Sore hari.
Suasana desa Carangpedopo aman dan damai seperti sore-sore yang lain. Seolah tidak terasa kalau tadi siang telah diadakan perhelatan akbar 5 tahunan yang menghabiskan biaya trilyunan, Pesta Demokrasi. Walau, entah kenapa disebut pesta, karna biasanya pesta itu identik dengan acara makan-makan enak dan gratis, yang ada malah warga harus bergotong-royong mengeluarkan harta dan tenaga untuk acara ini. Entah siapa yang benar-benar berpesta menikmati manisnya tender proyek Pemilu atau merasakan empuknya kursi dewan, tapi toh, seluruh warga Carangpedopo antusias mengikuti momen Pemilihan Umum (Pemilu) yang cuma ada 5 tahun sekali ini.

Cengkir pulang duluan, meninggalkan Tempat Pemungutan Suara (TPS) yang masih sibuk menghitung suara dan dilanjutkan dengan beberes TPS yang dihias bak peringatan 17 Agustus. Memang, dengan sponsor Kepala Desa, KPU, dan Juragan Brono, semua TPS yang ada, dilombakan. Dekorasi TPS yang paling kreatif dan presentase konstituen paling tinggi, bakal dapat hadiah 3 ekor kambing. Lumayan, buat pesta beneran.

Kepulangan Cengkir disaat anggota Panitia Pemungutan Suara (PPS) yang lain masih sibuk, dimaklumi dan diikhlaskan. Karena Cengkir memiliki tugas mulia setiap sorenya, yaitu menyiapkan sekedar kopi dan hidangan ala kadarnya (kalau ada) untuk Obrolan Sore bagi warga yang ingin sekedar mengobrol tentang apa saja. Rutinitas yang biasanya dimanfaatkan warga untuk menumpahkan uneg-uneg, ide yang tak jarang ngawur tapi orisinil. Sekedar hiburan di sore hari setelah seharian berkutat dengan masalah pemenuhan kebutuhan hidup.

Kali ini yang datang ke rumah Cengkir cuma Kang Sronto.
“Yang lain pada kemana, Kang?” tanya Cengkir polos.
Kowe iki piye to. Yang lain ya masih pada sibuk di TPS to, Kir.” jawab Kang Sronto sambil menuang sedikit kopi panasnya ke lepek (piring kecil yang biasa dijadikan alas gelas).
“Eh iya ding…lha, Kang Sronto sendiri kok udah kesini?”

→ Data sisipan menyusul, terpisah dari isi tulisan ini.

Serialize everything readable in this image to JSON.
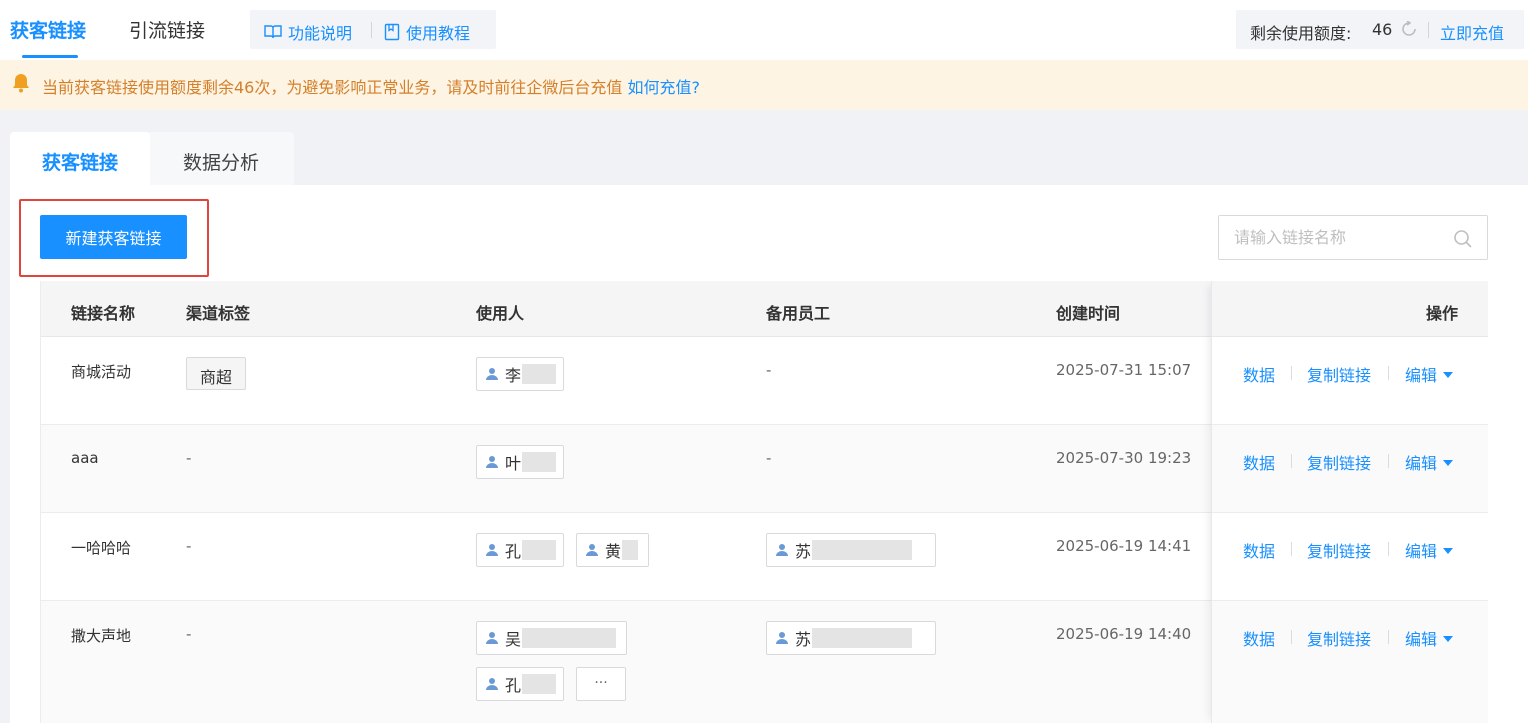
{
  "top_tabs": [
    {
      "label": "获客链接",
      "active": true
    },
    {
      "label": "引流链接",
      "active": false
    }
  ],
  "help": {
    "feature_label": "功能说明",
    "tutorial_label": "使用教程"
  },
  "quota": {
    "label": "剩余使用额度:",
    "value": "46",
    "recharge_label": "立即充值"
  },
  "notice": {
    "text": "当前获客链接使用额度剩余46次，为避免影响正常业务，请及时前往企微后台充值",
    "link": "如何充值?"
  },
  "content_tabs": [
    {
      "label": "获客链接",
      "active": true
    },
    {
      "label": "数据分析",
      "active": false
    }
  ],
  "toolbar": {
    "new_button": "新建获客链接",
    "search_placeholder": "请输入链接名称"
  },
  "table": {
    "columns": {
      "name": "链接名称",
      "channel": "渠道标签",
      "users": "使用人",
      "backup": "备用员工",
      "created": "创建时间",
      "actions": "操作"
    },
    "actions": {
      "data": "数据",
      "copy": "复制链接",
      "edit": "编辑"
    },
    "rows": [
      {
        "name": "商城活动",
        "channel": "商超",
        "users": [
          "李"
        ],
        "backup": "-",
        "created": "2025-07-31 15:07"
      },
      {
        "name": "aaa",
        "channel": "-",
        "users": [
          "叶"
        ],
        "backup": "-",
        "created": "2025-07-30 19:23"
      },
      {
        "name": "一哈哈哈",
        "channel": "-",
        "users": [
          "孔",
          "黄"
        ],
        "backup": "苏",
        "created": "2025-06-19 14:41"
      },
      {
        "name": "撒大声地",
        "channel": "-",
        "users": [
          "吴",
          "孔"
        ],
        "backup": "苏",
        "created": "2025-06-19 14:40",
        "more": "···"
      }
    ]
  },
  "colors": {
    "primary": "#1890ff",
    "warning_text": "#d4802b",
    "warning_bg": "#fdf4e4",
    "highlight_border": "#e0443a"
  }
}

Tak langsung menjawab, Kang Sronto melinting tembakau, cengkeh, dan sedikit menyan menjadi rokok dan menyalakannya. Setelah menghisap dengan penuh nikmat dan menghembuskan asap berbau kemenyan (jadi maklum, ada yang menyebut rokok linting ini adalah rokok siluman), barulah Kang Sronto menjawab. “Semua itu kan ada tugasnya masing-masing. Nah, kalau aku ndak kesini, trus siapa yang bakal kesini buat nemeni kamu ngobrol. Ya to?”
“Iya, ya Kang.”
“Iyya. Ngobrol sore di rumah ini kan udah jadi budaya turun temurun dari dulu. Dan semua kebudayaan itu harus diuri-uri.” kata Kang Sronto memperkuat alasannya untuk meninggalkan kewajibannya bekerja bakti membereskan TPS.
“Tadi itu bener-bener rame, ya Kang. Orang-orang yang kerja di kota, pada mudik, trus ketemuan dan kumpul di TPS. Salam-salaman. Kayak suasana lebaran aja.” kata Cengkir riang. Memang Pemilu legislatif kali ini bertepatan dengan libur panjang Paskah yang dimanfaatkan untuk pulang kampung. Dengan alasan akan nyontreng di kampung halaman, walau nama mereka ada di Daftar Pemilih Tetap (DPT) tempat mereka bekerja.
“Bener, bener…aku malah dapat sms dari KPU Pusat yang isinya, jangan lupa untuk menyontreng tanggal 9 April 2009. Kayak sms lebaran aja.” balas Kang Sronto mengangguk-angguk.
“Hehe…coba ada yang masak kupat sama opor ayam, ya Kang. Pasti klop!” kekeh Cengkir.
“Ho oh. Wisit (angpau) juga ada. Pagi-pagi tadi, aku dapat amplop isi duit sampe tiga buah, lho Kir. Kamu dapat brapa?”
“Wah kalau itu, aku kembalikan semua, Kang.”
Mendengar ini, dagu Kang Sronto terangkat, matanya memandang Cengkir dengan tatapan menghina. Kang Sronto berkata dengan nada menuntut. “Oalah, Kir, Cengkir. Kok kamu kembalikan, to?”
“Lha iya to, Kang. Wong tiga-tiganya yang ngasih itu bukan dari Partai yang aku coblos, je.”
“We lah. Ya kamu terima aja semua, trus kamu tetep nyentang Partai pilihan kamu. Ya to? Biar aja mereka bagi-bagi duit. Kita trima duitnya, tapi jangan coblos partainya. Gitu aja kok repot.”
“Wah, aku ndak bisa kayak gitu, Kang. Kasihan. Udah bagi-bagi duit tapi ndak dicentang.”
“Hmm…pantes kere ra uwis-uwis kowe, Kir” gerutu Kang Sronto.
“Eh iya, Kang,” kata Cengkir tidak memperdulikan gerutuan Kang Sronto. “Untung aja, di desa kita gak ada yang nyaleg ya. Kalo ndak kepilih trus stress, kan kita-kita juga yang repot ya, Kang.”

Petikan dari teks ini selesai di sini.